Now, logistically, there are challenges in giving these therapies. The main side effect we are worried about is cytokine release syndrome and neurotoxicity at the initiation of these drugs. We are very familiar with those toxicities from CAR T therapies. The bispecifics, the toxicities are, on a smaller scale, lower rate compared to CAR-T and also lower rates. However, it is still very significant, and those toxicities have to be addressed very promptly. Fortunately, those toxicities are happening in the pretty narrow window after initiation of the drug. To mitigate them, all three drugs are given in a step-up dosing approach and patients need to be very closely monitored in the first week or so of the first cycle. Based on how the studies that led to approval were designed, FDA label actually recommends inpatient observation for a certain number of days after each dose and that leads to potentially, with a high volume of eligible patients it creates burden on the health system, a burden in terms of inpatient beds that are already stretched.

So, there are ways to give this medications outpatient. Our institutional experience at Fox Chase and other institutions were already presented at recent meetings and with appropriate close outpatient follow-up, these drugs can be given very safely. However, it still requires a lot of resources. It requires very close monitoring, it requires the ability to admit a patient immediately if complications arise, and it requires the staff to be trained, and it requires availability of tocilizumab [Actemra; Genentech] on site. So, all these resources may not necessarily be available in the community, but they're definitely available at the tertiary centers, very easily at the centers that are already treating patients with CAR-T. So right now, I think the biggest goal is to push this really daily practice change of therapies to the community and make some available for as many eligible patients as possible. And collaboration is critical here, because patients can be safely initiated on therapy at the referral centers and safely transitioned back to the primary oncologist close to home for continuation of therapy. And again, we are talking about over a year of doing well on this treatment.
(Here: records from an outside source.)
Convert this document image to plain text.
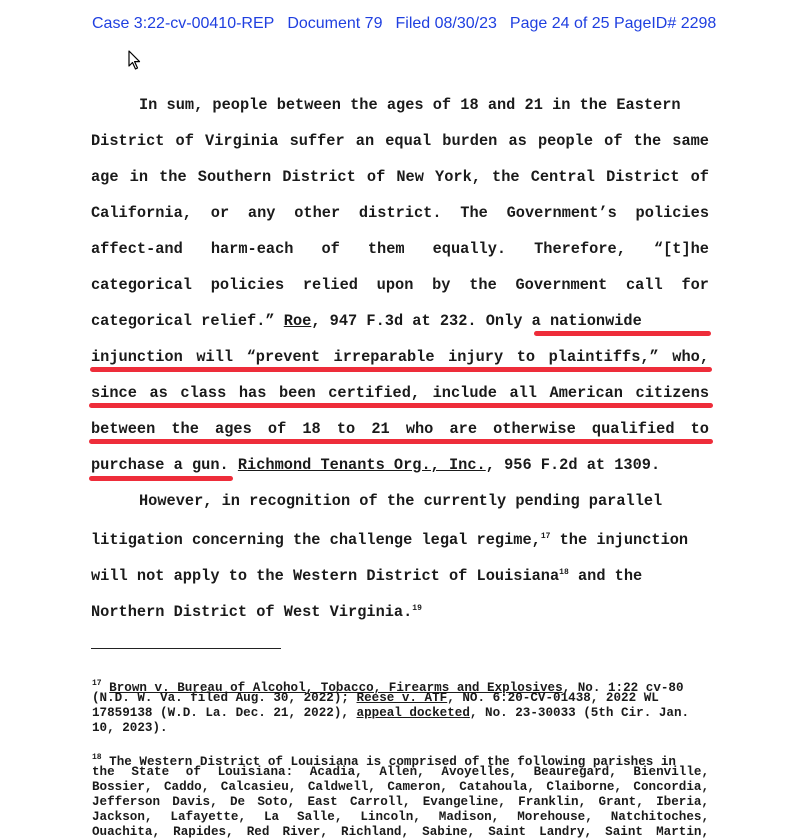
Case 3:22-cv-00410-REP Document 79 Filed 08/30/23 Page 24 of 25 PageID# 2298
In sum, people between the ages of 18 and 21 in the Eastern
District of Virginia suffer an equal burden as people of the same
age in the Southern District of New York, the Central District of
California, or any other district. The Government’s policies
affect-and harm-each of them equally. Therefore, “[t]he
categorical policies relied upon by the Government call for
categorical relief.” Roe, 947 F.3d at 232. Only a nationwide
injunction will “prevent irreparable injury to plaintiffs,” who,
since as class has been certified, include all American citizens
between the ages of 18 to 21 who are otherwise qualified to
purchase a gun. Richmond Tenants Org., Inc., 956 F.2d at 1309.
However, in recognition of the currently pending parallel
litigation concerning the challenge legal regime,$^{17}$ the injunction
will not apply to the Western District of Louisiana$^{18}$ and the
Northern District of West Virginia.$^{19}$
$^{17}$ Brown v. Bureau of Alcohol, Tobacco, Firearms and Explosives, No. 1:22 cv-80
(N.D. W. Va. filed Aug. 30, 2022); Reese v. ATF, NO. 6:20-CV-01438, 2022 WL
17859138 (W.D. La. Dec. 21, 2022), appeal docketed, No. 23-30033 (5th Cir. Jan.
10, 2023).
$^{18}$ The Western District of Louisiana is comprised of the following parishes in
the State of Louisiana: Acadia, Allen, Avoyelles, Beauregard, Bienville,
Bossier, Caddo, Calcasieu, Caldwell, Cameron, Catahoula, Claiborne, Concordia,
Jefferson Davis, De Soto, East Carroll, Evangeline, Franklin, Grant, Iberia,
Jackson, Lafayette, La Salle, Lincoln, Madison, Morehouse, Natchitoches,
Ouachita, Rapides, Red River, Richland, Sabine, Saint Landry, Saint Martin,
Now there are, of course, long-term toxicities outside of the immediate toxicities of CRS and neurological toxicities, and those are mainly infections. Infectious risk is increased, because BCMA-directed therapy is an immunosuppressive therapy. We know now how to mitigate those risks. There is supportive care that's quite simple. Patients should be maintained on regular hive agent infusions, patients should be on PCP prophylaxis, of course, on viral prophylaxis, and patients need to be monitored. But this is really, really, very doable and I think more and more patients will be benefiting from these amazing drugs.